The House That Became a Home
And the house they left behind in Nicaragua? With sadness, Sexton and O'Connell realized they had to let it go. Six months after putting it on the market, they received a letter telling another story of construction—this one ruined by heartbreak. It was from a couple who had built a large family compound in California and then lost five members of their family in a car accident. "We need your house," the couple wrote, "we just need to sit on that beach, look over those crashing waves and be quiet." Sexton and O'Connell realized all their hard work hadn't been for naught. "It made us feel so good that the house was being appreciated and loved as we had loved it," Sexton says.
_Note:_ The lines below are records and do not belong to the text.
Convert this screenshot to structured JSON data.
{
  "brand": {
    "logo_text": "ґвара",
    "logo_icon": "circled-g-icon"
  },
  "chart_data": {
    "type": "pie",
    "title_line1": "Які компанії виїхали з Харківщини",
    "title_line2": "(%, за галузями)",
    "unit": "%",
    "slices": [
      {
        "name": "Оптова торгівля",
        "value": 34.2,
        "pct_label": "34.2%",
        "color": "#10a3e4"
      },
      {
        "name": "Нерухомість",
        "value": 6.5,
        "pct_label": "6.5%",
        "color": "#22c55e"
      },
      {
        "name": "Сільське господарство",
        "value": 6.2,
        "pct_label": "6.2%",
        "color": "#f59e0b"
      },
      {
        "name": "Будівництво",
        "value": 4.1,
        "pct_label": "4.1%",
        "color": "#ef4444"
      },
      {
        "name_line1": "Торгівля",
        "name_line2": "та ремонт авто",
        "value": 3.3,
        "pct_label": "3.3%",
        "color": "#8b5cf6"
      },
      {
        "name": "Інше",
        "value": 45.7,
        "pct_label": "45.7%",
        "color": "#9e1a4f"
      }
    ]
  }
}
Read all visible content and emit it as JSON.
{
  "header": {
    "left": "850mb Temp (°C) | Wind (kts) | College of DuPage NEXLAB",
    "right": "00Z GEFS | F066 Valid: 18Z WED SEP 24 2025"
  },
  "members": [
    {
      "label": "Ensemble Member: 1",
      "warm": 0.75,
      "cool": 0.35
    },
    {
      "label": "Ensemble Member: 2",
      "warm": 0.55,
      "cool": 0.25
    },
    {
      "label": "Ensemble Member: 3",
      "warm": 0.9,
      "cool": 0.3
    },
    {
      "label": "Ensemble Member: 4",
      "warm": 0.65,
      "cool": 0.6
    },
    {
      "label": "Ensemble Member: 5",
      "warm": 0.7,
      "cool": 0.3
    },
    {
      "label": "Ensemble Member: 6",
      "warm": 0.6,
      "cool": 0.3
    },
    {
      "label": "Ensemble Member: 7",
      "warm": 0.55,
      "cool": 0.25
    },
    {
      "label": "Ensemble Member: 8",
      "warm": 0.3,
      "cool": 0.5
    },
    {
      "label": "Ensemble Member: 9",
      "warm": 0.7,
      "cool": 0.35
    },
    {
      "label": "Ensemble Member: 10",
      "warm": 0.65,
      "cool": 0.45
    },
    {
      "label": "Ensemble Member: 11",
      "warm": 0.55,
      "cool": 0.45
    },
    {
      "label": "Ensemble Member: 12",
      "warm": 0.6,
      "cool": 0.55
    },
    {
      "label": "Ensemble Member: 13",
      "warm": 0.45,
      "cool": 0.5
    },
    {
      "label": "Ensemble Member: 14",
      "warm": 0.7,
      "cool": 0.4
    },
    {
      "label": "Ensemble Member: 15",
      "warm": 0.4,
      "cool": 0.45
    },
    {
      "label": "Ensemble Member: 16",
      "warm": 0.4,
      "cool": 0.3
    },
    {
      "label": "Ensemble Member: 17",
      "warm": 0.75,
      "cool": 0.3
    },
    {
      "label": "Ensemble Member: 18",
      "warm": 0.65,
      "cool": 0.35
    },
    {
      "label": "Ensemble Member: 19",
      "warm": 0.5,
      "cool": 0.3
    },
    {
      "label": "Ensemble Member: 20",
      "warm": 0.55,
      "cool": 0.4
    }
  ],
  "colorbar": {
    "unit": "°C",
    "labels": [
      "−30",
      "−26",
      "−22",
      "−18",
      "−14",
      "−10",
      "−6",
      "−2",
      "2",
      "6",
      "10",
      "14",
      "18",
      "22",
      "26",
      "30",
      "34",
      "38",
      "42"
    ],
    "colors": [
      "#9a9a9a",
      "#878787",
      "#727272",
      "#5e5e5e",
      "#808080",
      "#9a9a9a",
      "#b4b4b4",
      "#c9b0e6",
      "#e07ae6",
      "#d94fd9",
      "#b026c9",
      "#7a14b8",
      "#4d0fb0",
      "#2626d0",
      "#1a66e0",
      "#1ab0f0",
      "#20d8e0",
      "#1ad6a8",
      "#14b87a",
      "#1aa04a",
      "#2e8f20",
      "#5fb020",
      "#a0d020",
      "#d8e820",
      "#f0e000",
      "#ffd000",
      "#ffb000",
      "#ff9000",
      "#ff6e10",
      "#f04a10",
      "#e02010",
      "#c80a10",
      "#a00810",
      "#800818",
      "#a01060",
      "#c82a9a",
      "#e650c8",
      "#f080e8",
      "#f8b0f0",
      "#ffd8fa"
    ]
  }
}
They still regularly receive letters from the home's new owners, describing how integral the house, and its incredible location, have become to their healing process.
For their part: O'Connell and Sexton have realized the tiny, historic hamlet of Hillsdale is much more than just a rest stop. Everything they need, a general store, a post office, four restaurants and even an ice cream parlor, is within walking distance. They love the town's mix of city and country folk and the different generations present. Their "open door policy" has made the house a gathering spot for neighbors, friends close and far, and their families.
This fall, Sexton is planning a walking tour of Kashmir. O'Connell is eschewing the National Park gigs for now; he's enjoying summer in Hillsdale too much to leave. However, in the winter they're off to South Africa. No doubt they'll enjoy themselves: Making new friends and discovering new landscapes, taking everything they encounter—whether good or challenging—as another leg in their long journey. But when they begin their return, it will be happily. "I love to travel the world but I always get excited about coming back here," Sexton tells me. "It's not just this house, we really feel like we are a part of the community. Hillsdale has really become home."